On the UAE's Sheikh Zayed’s death in 2004, HH Sheikh Khalifa bin Zayed Al Nahyan, his eldest son, was appointed President of the UAE and HH Sheikh Mohammed bin Zayed Al Nahyan named Crown Prince of Abu Dhabi. Both were keen to continue the legacy of their father in providing services for a rapidly growing population.
Key to this continuation, it was believed, would be a new Civil Service able to lead the transformation by demonstrating best practice in human resource policy, changing the underlying mindsets and capturing the energy of the emirate population in government.
Law 15 of 2005 specified that a new Civil Service would be assigned the following powers:
To set and develop civil service related human resource strategies in the emirate of Abu Dhabi
To set and develop human resource systems and procedures to be effective in all human resources divisions in Abu Dhabi local departments
To support the local departments to implement those systems and procedures
To evaluate the local departments’ performance in respect to human resource affairs
It was suggested that the new team not try to change the existing department called ‘Organisation and Management Development’ (OMD) but create a new parallel structure outside the system – a genuine, internationally recognised ‘Department of Civil Service’ based on new updated statutes.
When the new Civil Service law, Law No. 1 of 2006, came into force it heralded a radical change in all areas relating to government: the announcement of a new Civil Service Council, the Department of Civil Service and a Human Resources Committee; procedures of appointment; obligatory appraisal reports; policies for promotions, salaries, increments, transfer, deputation and secondment; procedures for working hours and leave; obligations and prohibitions; disciplinary procedures and policies relating to termination.
In April 2007 the first major change was put into effect – the ‘Clean Wage’ System, a system on which the team had been working for the past year and which was to transform the public sector fundamentally.
Understanding that the right calibre of people were not being attracted to government and that Sheikh Mohammed's objective to become a top five government could not be realised without such people, the team worked on a comprehensive review of the compensation system for government employees. The existing system, which dated back to 1975 had fourteen grades, was relatively competitive in its time but was not based on job descriptions and evaluations - only on length of service. In fact, to circumvent the system, some forty-two allowances had been invented rewarding special circumstances and rare skills up to the point where they were misused and abused.
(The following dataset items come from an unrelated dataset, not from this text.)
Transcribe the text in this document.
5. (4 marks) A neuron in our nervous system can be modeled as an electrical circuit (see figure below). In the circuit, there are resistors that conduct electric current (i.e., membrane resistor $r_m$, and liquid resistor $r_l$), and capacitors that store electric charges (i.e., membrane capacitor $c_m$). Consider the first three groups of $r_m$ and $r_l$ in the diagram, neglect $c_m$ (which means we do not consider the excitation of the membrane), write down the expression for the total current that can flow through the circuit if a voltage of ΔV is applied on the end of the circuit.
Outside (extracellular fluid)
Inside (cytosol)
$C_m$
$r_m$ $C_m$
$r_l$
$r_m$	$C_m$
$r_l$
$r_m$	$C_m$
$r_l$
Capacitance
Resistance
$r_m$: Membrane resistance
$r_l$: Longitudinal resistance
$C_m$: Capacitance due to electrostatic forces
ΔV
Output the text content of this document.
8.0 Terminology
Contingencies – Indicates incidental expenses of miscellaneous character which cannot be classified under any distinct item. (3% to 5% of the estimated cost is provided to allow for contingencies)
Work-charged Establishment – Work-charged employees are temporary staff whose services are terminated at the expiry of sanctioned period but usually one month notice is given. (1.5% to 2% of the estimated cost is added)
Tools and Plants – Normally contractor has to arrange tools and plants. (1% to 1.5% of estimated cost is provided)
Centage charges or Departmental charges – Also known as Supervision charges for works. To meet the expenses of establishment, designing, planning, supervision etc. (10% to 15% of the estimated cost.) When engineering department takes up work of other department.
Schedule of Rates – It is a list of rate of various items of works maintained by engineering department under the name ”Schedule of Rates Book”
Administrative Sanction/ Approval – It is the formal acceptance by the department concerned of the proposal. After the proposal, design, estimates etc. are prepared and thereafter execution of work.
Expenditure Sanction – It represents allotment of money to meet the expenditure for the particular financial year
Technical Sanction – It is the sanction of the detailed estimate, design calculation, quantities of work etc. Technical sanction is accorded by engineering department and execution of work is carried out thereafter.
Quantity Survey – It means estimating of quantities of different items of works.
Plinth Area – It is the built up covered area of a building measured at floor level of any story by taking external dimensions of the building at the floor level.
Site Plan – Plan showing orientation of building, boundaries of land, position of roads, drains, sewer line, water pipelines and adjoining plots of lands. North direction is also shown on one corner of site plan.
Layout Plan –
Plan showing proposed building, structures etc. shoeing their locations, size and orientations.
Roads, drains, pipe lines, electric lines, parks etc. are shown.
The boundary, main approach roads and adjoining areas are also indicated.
In the words of the Undersecretary: “The situation had created an inverted pyramid with many people who had served for long periods at the higher grades acting as a ceiling for up and coming talent and preventing new talent from entering the system or receiving well-deserved promotion. And because there were no job descriptions, no job evaluation and a very small range from minimum to maximum, people had resorted to inventing supplementary allowances to compensate for the uncompetitive basic salary. You had allowances for accountants and IT, allowances for laboratory technicians, hardship posts, even for being on committees. And with 70,000 people in government and 80% in non-core services, we had to re-invent the system”.